A funny thing happened on way to disbelief

A theologian at Oxford University explains why atheism's appeal has faded.

Time magazine spurred public debate 40 years ago with a startling question on its cover: "Is God Dead?" Some estimate that half the world's population was then nominally atheist. And many in the West were predicting that scientific progress would eliminate religious belief altogether by the next century.

The tide has dramatically turned, however, and Alistar McGrath - a theologian at Oxford University who was once in that camp - charts the shift in currents of thought in "The Twilight of Atheism: The Rise and Fall of Disbelief in the Modern World."

In this accessible intellectual history, McGrath explores how atheism came to capture a wide swath of the public imagination as the road to human liberation and progress, and why, in a postmodern world, its appeal has faded. Yet he also makes clear that, despite the resurgence in faith, Western Christianity has not fully recovered from the crisis of the '60s.

Depicting atheism's heyday between the fall of the Bastille in 1789 and the fall of the Berlin Wall in 1989, McGrath highlights the specific contributions of the major philosophers, scientists, and artists who shaped the secular world, from the famous, such as Nietsche, Marx, Freud, and Darwin, to the less familiar, such as D'Holbach, Fuerbach, and Monod.

McGrath contends that the origins of atheism lay primarily in a protest against the power, privilege, and corruption of church institutions - beginning with the French Revolution and later in Germany. Early proponents believed, he says, that "human happiness depends upon the triumph of atheism, which alone can liberate humanity from tyranny, war, and oppression - all of which have religious roots."

McGrath, who is Protestant, also contends that Protestantism itself played a role in divorcing the sacred from many aspects of life, thereby helping create a sense of God's absence. And, he argues, a cerebral Christianity - the emphasis on theological correctness, on doctrines, and having the right idea of God - engages the mind but leaves emotions and imagination untouched.

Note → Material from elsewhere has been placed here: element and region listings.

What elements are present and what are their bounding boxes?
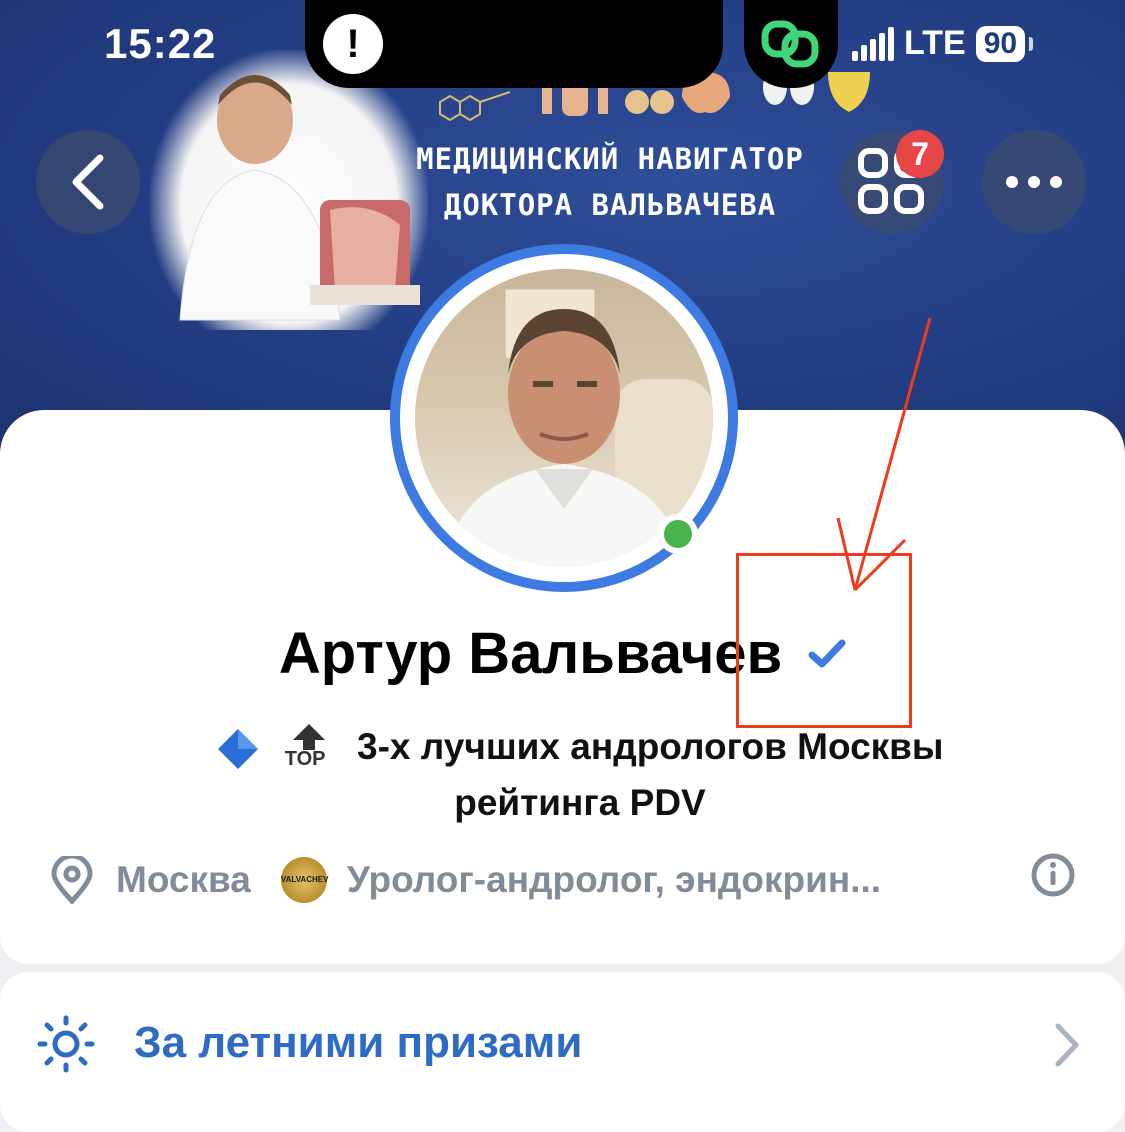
link-activity-icon [761,20,819,68]
cover-title-line1: МЕДИЦИНСКИЙ НАВИГАТОР [416,142,804,176]
top-label: TOP [284,748,326,771]
profile-profession[interactable]: Уролог-андролог, эндокрин... [347,859,881,901]
sun-icon [37,1015,95,1073]
cover-title: МЕДИЦИНСКИЙ НАВИГАТОР ДОКТОРА ВАЛЬВАЧЕВА [400,136,820,228]
profile-city[interactable]: Москва [116,859,251,901]
cover-title-line2: ДОКТОРА ВАЛЬВАЧЕВА [443,188,777,222]
back-button[interactable] [36,130,140,234]
top-arrow-icon: TOP [281,722,337,776]
battery-indicator: 90 [975,25,1034,62]
alert-icon: ! [323,14,383,74]
profile-info-row: Москва VALVACHEV Уролог-андролог, эндокр… [50,852,1080,908]
profile-name: Артур Вальвачев [278,621,783,686]
island-activity [744,0,838,88]
profile-status: TOP 3-х лучших андрологов Москвы рейтинг… [160,720,1000,830]
dynamic-island: ! [305,0,723,88]
more-dots-icon [1006,176,1062,188]
status-time: 15:22 [104,20,217,67]
location-pin-icon [51,856,93,904]
promo-card[interactable]: За летними призами [0,972,1125,1132]
info-icon [1031,853,1075,897]
workplace-logo-text: VALVACHEV [280,875,329,884]
apps-notification-badge: 7 [896,130,944,178]
online-indicator [658,514,698,554]
info-button[interactable] [1030,852,1076,907]
signal-icon [852,26,894,61]
workplace-logo: VALVACHEV [280,857,329,903]
network-type: LTE [904,24,966,62]
promo-label: За летними призами [134,1018,583,1067]
blue-diamond-icon [218,729,259,770]
status-text: 3-х лучших андрологов Москвы рейтинга PD… [357,726,944,824]
cover-doctor-photo [150,50,428,330]
chevron-right-icon [1055,1023,1079,1067]
more-button[interactable] [982,130,1086,234]
profile-name-row: Артур Вальвачев [0,620,1125,687]
annotation-highlight-box [736,553,912,728]
chevron-left-icon [72,154,104,210]
status-indicators: LTE 90 [852,24,1034,63]
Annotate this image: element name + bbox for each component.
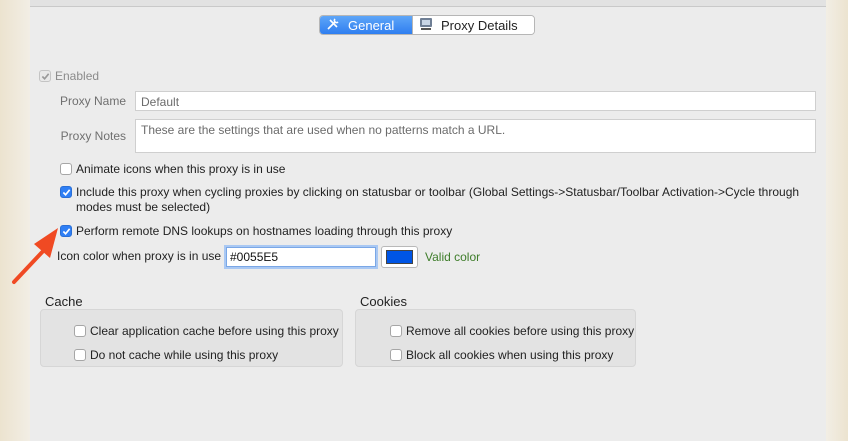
option-animate-icons[interactable]: Animate icons when this proxy is in use xyxy=(60,162,800,177)
cookies-block-option[interactable]: Block all cookies when using this proxy xyxy=(390,348,613,362)
top-divider xyxy=(30,0,826,7)
option-label: Perform remote DNS lookups on hostnames … xyxy=(76,224,453,238)
tab-bar: General Proxy Details xyxy=(319,15,535,35)
tab-general[interactable]: General xyxy=(320,16,412,34)
proxy-notes-field[interactable]: These are the settings that are used whe… xyxy=(135,119,816,153)
cache-clear-option[interactable]: Clear application cache before using thi… xyxy=(74,324,339,338)
tab-proxy-details-label: Proxy Details xyxy=(441,17,518,33)
cookies-remove-checkbox[interactable] xyxy=(390,325,402,337)
color-picker-button[interactable] xyxy=(381,246,418,268)
option-label: Clear application cache before using thi… xyxy=(90,324,339,338)
network-icon xyxy=(419,17,433,34)
option-label: Do not cache while using this proxy xyxy=(90,348,279,362)
cache-group-box: Clear application cache before using thi… xyxy=(40,309,343,367)
cookies-group-title: Cookies xyxy=(360,294,407,309)
window-background-right xyxy=(826,0,848,441)
wrench-screwdriver-icon xyxy=(326,17,340,34)
color-validation-status: Valid color xyxy=(425,250,481,264)
option-label: Include this proxy when cycling proxies … xyxy=(76,185,800,214)
option-label: Block all cookies when using this proxy xyxy=(406,348,614,362)
cache-disable-option[interactable]: Do not cache while using this proxy xyxy=(74,348,278,362)
icon-color-input[interactable]: #0055E5 xyxy=(226,247,376,267)
proxy-name-field[interactable]: Default xyxy=(135,91,816,111)
tab-proxy-details[interactable]: Proxy Details xyxy=(412,16,534,34)
cookies-group-box: Remove all cookies before using this pro… xyxy=(355,309,636,367)
option-remote-dns[interactable]: Perform remote DNS lookups on hostnames … xyxy=(60,224,800,239)
tab-general-label: General xyxy=(348,17,395,33)
option-label: Remove all cookies before using this pro… xyxy=(406,324,635,338)
annotation-arrow-icon xyxy=(12,228,58,284)
option-label: Animate icons when this proxy is in use xyxy=(76,162,286,176)
color-swatch xyxy=(386,250,413,264)
option-include-cycling[interactable]: Include this proxy when cycling proxies … xyxy=(60,185,800,215)
cookies-block-checkbox[interactable] xyxy=(390,349,402,361)
cache-disable-checkbox[interactable] xyxy=(74,349,86,361)
cache-clear-checkbox[interactable] xyxy=(74,325,86,337)
cookies-remove-option[interactable]: Remove all cookies before using this pro… xyxy=(390,324,634,338)
settings-panel: General Proxy Details Enabled Proxy Name… xyxy=(30,0,826,441)
icon-color-label: Icon color when proxy is in use xyxy=(57,249,222,263)
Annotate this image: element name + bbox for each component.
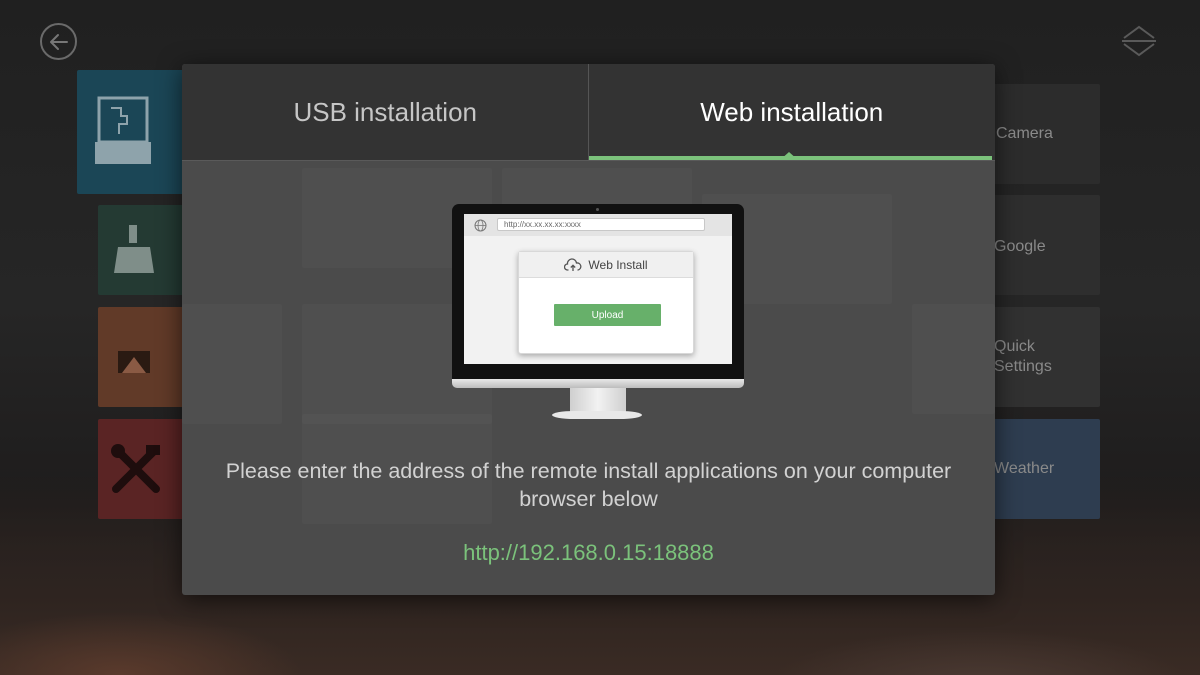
install-url[interactable]: http://192.168.0.15:18888	[182, 540, 995, 566]
ghost-panel	[912, 304, 995, 414]
tile-cleaner-app[interactable]	[98, 205, 188, 295]
tile-quick-settings-app[interactable]: Quick Settings	[990, 307, 1100, 407]
tile-settings-tools-app[interactable]	[98, 419, 188, 519]
monitor-screen: http://xx.xx.xx.xx:xxxx Web Install Uplo…	[464, 214, 732, 364]
tile-google-app[interactable]: Google	[990, 195, 1100, 295]
web-install-illustration: http://xx.xx.xx.xx:xxxx Web Install Uplo…	[452, 204, 744, 424]
tile-label-weather: Weather	[994, 460, 1055, 477]
tile-weather-app[interactable]: Weather	[990, 419, 1100, 519]
monitor-stand-base	[552, 411, 642, 419]
active-tab-notch	[780, 152, 798, 160]
globe-icon	[474, 219, 487, 232]
tab-usb-installation[interactable]: USB installation	[182, 64, 589, 161]
android-apps-icon	[118, 351, 150, 373]
browser-url-field: http://xx.xx.xx.xx:xxxx	[497, 218, 705, 231]
browser-address-bar: http://xx.xx.xx.xx:xxxx	[464, 214, 732, 236]
monitor-stand-neck	[570, 388, 626, 413]
tile-android-app[interactable]	[98, 307, 188, 407]
tab-web-installation[interactable]: Web installation	[589, 64, 996, 161]
monitor-chin	[452, 379, 744, 388]
illustration-upload-button: Upload	[554, 304, 661, 326]
tile-camera-app[interactable]: Camera	[990, 84, 1100, 184]
back-arrow-icon	[49, 33, 68, 50]
ghost-panel	[182, 304, 282, 424]
tab-baseline	[182, 160, 995, 161]
tile-usb-app[interactable]	[77, 70, 187, 194]
sort-icon[interactable]	[1120, 24, 1158, 58]
monitor-bezel: http://xx.xx.xx.xx:xxxx Web Install Uplo…	[452, 204, 744, 379]
cloud-upload-icon	[564, 257, 582, 271]
tools-icon	[111, 444, 160, 493]
web-install-panel-header: Web Install	[519, 252, 693, 278]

Atheism gained strength from a symbiosis with the scientific revolution and the developing perception of an inevitable conflict between science and religion. Mathematician William Kingdon Clifford argued, for instance, that it's wrong to believe anything upon insufficient evidence.

As science began to replace religion as the interpreter of human experience, artists joined the revolt against God, and poets such as Shelley, Keats, and Swinburne turned to nature to experience the transcendent. Christian imagery lost its attraction, and God increasingly became an absence in the popular imagination.

Atheism envisioned a glorious future for a humanity freed from outdated religious dogmas and restrictions, with unlimited potential provided by scientific advancement and the human imagination. Human beings could not only be good without God, but much better.

The reality has been very different. Along with progress, scientific advance brought environmental devastation and the potential to eliminate human life. Atheistic regimes dominating a huge proportion of the globe created new forms of tyranny (including mind control) and executed unprecedented millions.

At the same time, many arguments failed to hold up. "No major historian of science now takes seriously the idea that science and religion are in perpetual conflict," McGrath says.

While some, like Richard Dawkins, continue to insist on atheism, his fellow Darwinist, Stephen Jay Gould, countered that Darwinism has no bearing on the existence of God: "We neither affirm nor deny it; we simply can't comment on it as scientists." A 1996 survey showed that 40 percent of scientists hold religious beliefs.

McGrath also shows that some arguments of proponents, such as Sigmund Freud, rested not on scientific evidence so much as on a personal antipathy toward religion. Yet others were based on a criticism of the moral character of a God that would perpetrate such doctrines as eternal punishment.

He acknowledges that atheism, like Marxism, has always been more popular in Europe than in the US because of the fight against entrenched institutions. In telling the story of Madalyn Murray O'Hare, he suggests the unattractiveness of the US atheist community is another reason.

McGrath does not venture into the community of humanists, which has considerably more intellectual heft, and which might give a more comprehensive sense of the contemporary picture (including a new group calling itself the "Brights"). But this is incisive, valuable, and provocative historical analysis, which stirs a host of intriguing questions.

Jane Lampman writes about religion for the Monitor.